Purbalingga, gatra.net - Pemerhati sejarah dari Banjoemas History and Heritage Community (BHHC) menilai, wacana untuk membangun museum tembakau di Purbalingga, Jawa Tengah, sulit diwujudkan. Pasalnya, sebagian besar lahan yang dibutuhkan merupakan aset perorangan atau BUMN.
Pegiat BHHC, Jatmiko Wicaksono, mengatakan, wacana pembangunan museum mini tembakau yang diembuskan Tim Pencatat Cagar Budaya (TPCB) Purbalingga pada focus group discussion (FGD) Selasa, (9/7) lalu merupakan usulan yang menarik. Tetapi, hal itu harus diimbangi dengan kondisi faktual di lapangan.

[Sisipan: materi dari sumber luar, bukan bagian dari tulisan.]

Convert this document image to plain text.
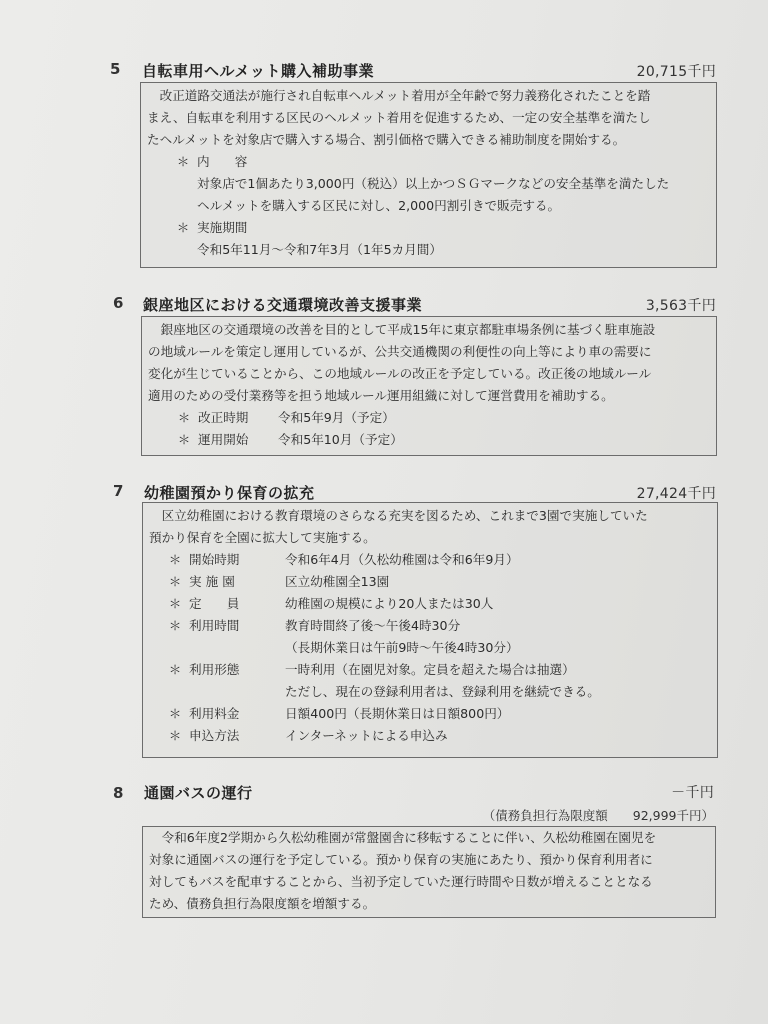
5 自転車用ヘルメット購入補助事業	20,715千円

改正道路交通法が施行され自転車ヘルメット着用が全年齢で努力義務化されたことを踏

まえ、自転車を利用する区民のヘルメット着用を促進するため、一定の安全基準を満たし

たヘルメットを対象店で購入する場合、割引価格で購入できる補助制度を開始する。

＊ 内　　容

対象店で1個あたり3,000円（税込）以上かつＳＧマークなどの安全基準を満たした

ヘルメットを購入する区民に対し、2,000円割引きで販売する。

＊ 実施期間

令和5年11月～令和7年3月（1年5カ月間）

6 銀座地区における交通環境改善支援事業	3,563千円

銀座地区の交通環境の改善を目的として平成15年に東京都駐車場条例に基づく駐車施設

の地域ルールを策定し運用しているが、公共交通機関の利便性の向上等により車の需要に

変化が生じていることから、この地域ルールの改正を予定している。改正後の地域ルール

適用のための受付業務等を担う地域ルール運用組織に対して運営費用を補助する。

＊ 改正時期	令和5年9月（予定）
＊ 運用開始	令和5年10月（予定）
7 幼稚園預かり保育の拡充	27,424千円

区立幼稚園における教育環境のさらなる充実を図るため、これまで3園で実施していた

預かり保育を全園に拡大して実施する。

＊ 開始時期	令和6年4月（久松幼稚園は令和6年9月）
＊ 実 施 園	区立幼稚園全13園
＊ 定　　員	幼稚園の規模により20人または30人
＊ 利用時間	教育時間終了後～午後4時30分

（長期休業日は午前9時～午後4時30分）

＊ 利用形態	一時利用（在園児対象。定員を超えた場合は抽選）

ただし、現在の登録利用者は、登録利用を継続できる。

＊ 利用料金	日額400円（長期休業日は日額800円）
＊ 申込方法	インターネットによる申込み
8 通園バスの運行	－千円
（債務負担行為限度額　　92,999千円）

令和6年度2学期から久松幼稚園が常盤園舎に移転することに伴い、久松幼稚園在園児を

対象に通園バスの運行を予定している。預かり保育の実施にあたり、預かり保育利用者に

対してもバスを配車することから、当初予定していた運行時間や日数が増えることとなる

ため、債務負担行為限度額を増額する。
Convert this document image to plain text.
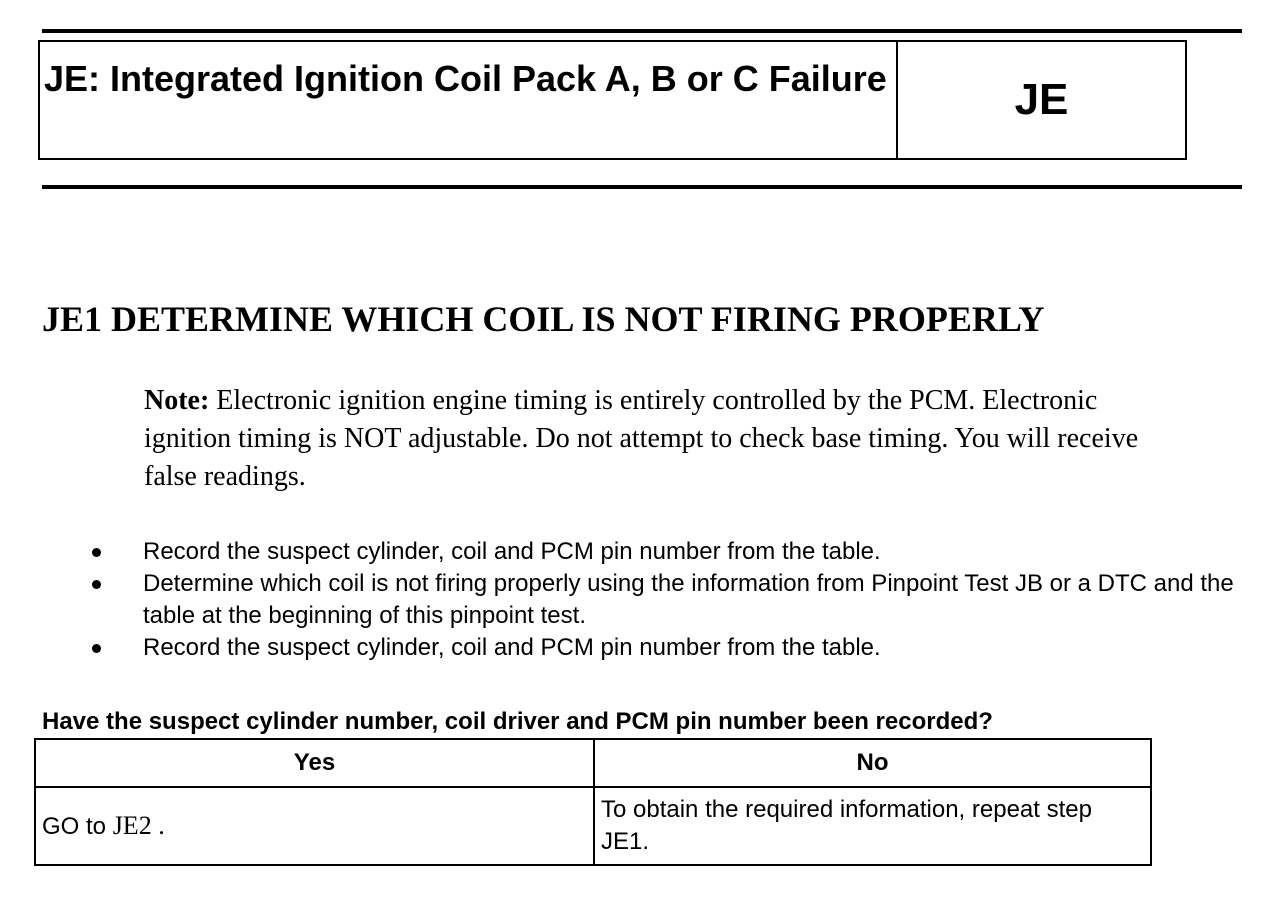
JE: Integrated Ignition Coil Pack A, B or C Failure	JE
JE1 DETERMINE WHICH COIL IS NOT FIRING PROPERLY
Note: Electronic ignition engine timing is entirely controlled by the PCM. Electronic ignition timing is NOT adjustable. Do not attempt to check base timing. You will receive false readings.
Record the suspect cylinder, coil and PCM pin number from the table.
Determine which coil is not firing properly using the information from Pinpoint Test JB or a DTC and the table at the beginning of this pinpoint test.
Record the suspect cylinder, coil and PCM pin number from the table.
Have the suspect cylinder number, coil driver and PCM pin number been recorded?
Yes	No
GO to JE2 .	To obtain the required information, repeat step JE1.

Jatmiko mengatakan, Purbalingga memang punya catatan sejarah menjadi pengekspor tembakau. "Tetapi, saat ini, aset-aset yang tersisa sudah menjadi milik swasta atau perorangan dan BUMN. Contohnya bekas pabrik tembakau PT Gading Mas Indonesia Tobbaco (GMIT) sudah menjadi pabrik bulu mata dan rambut palsu. Lalu, gudang tembakau di Kelurahan Karangsentul, sekarang menjadi gudang milik Bulog," ujarnya, Kamis (11/7).
Peninggalan lainnya, kata Jatmiko, juga perlu dilacak. Hal itu bisa dimulai dengan menelusuri catatan buku De Tabaksplantages Op Sumatra, Java en Borneo yang ditulis oleh JH Lieftinck & Zoon tahun 1906. Buku ini menyebutkan, terdapat dua perusahaan tembakau di Purbalingga yaitu De Erven de wed J Van Nelle yang dimiliki oleh H. Burgmans yang memproduksi tembakau merek Van Nelle dan Kandanggampang Mulder Redeker and Co yang dimiliki oleh Cornelis Johannes.
Aset lainnya bisa ditelusuri dari peta terbitan pemerintah Belanda pada 1917 yang mencantumkan lokasi gudang tembakau (tabakloodsen) di Kandanggampang, Penaruban di dekat jembatan lama Sungai Klawing, Karanglewas dan Walik di Kecamatan Kutasari serta Pagutan, Kecamatan Bojongsari, Karangsentul, Planjan, Kecamatan Kalimanah dan tiga gudang di Desa Patemon, Kecamatan Bojongsari.
"Status bangunan itu masih perlu ditelusuri. Masih berdiri atau tidak, atau sudah dirobohkan dan tidak terawat," katanya.
Anggota Tim Ahli Cagar Budaya (TACB) Purbalingga, Ganda Kurniawan, menuturkan, bangunan yang disebutkan pada buku tersebut belum pernah diteliti. Namun, secara sepintas, jejak tembakau yang tersisa hanya dapat dilihat di eks-pabrik tembakau PT GMIT dan gudang Bulog Purbalingga.
"Semuanya belum pernah disentuh TACB. Tapi, sekilas, ya hanya dua bangunan itu yang tersisa," ujarnya.
Menurut Ganda, Pemkab Purbalingga perlu menggandeng pemilik bangunan apabila ingin mewujudkan Museum Tembakau. Terutama untuk kerja sama penggunaan bangunan. "Yang paling masuk akal saat ini ya menggenjot produksi tembakau, apabila ingin produk itu kembali berjaya seperti masa lalu," katanya.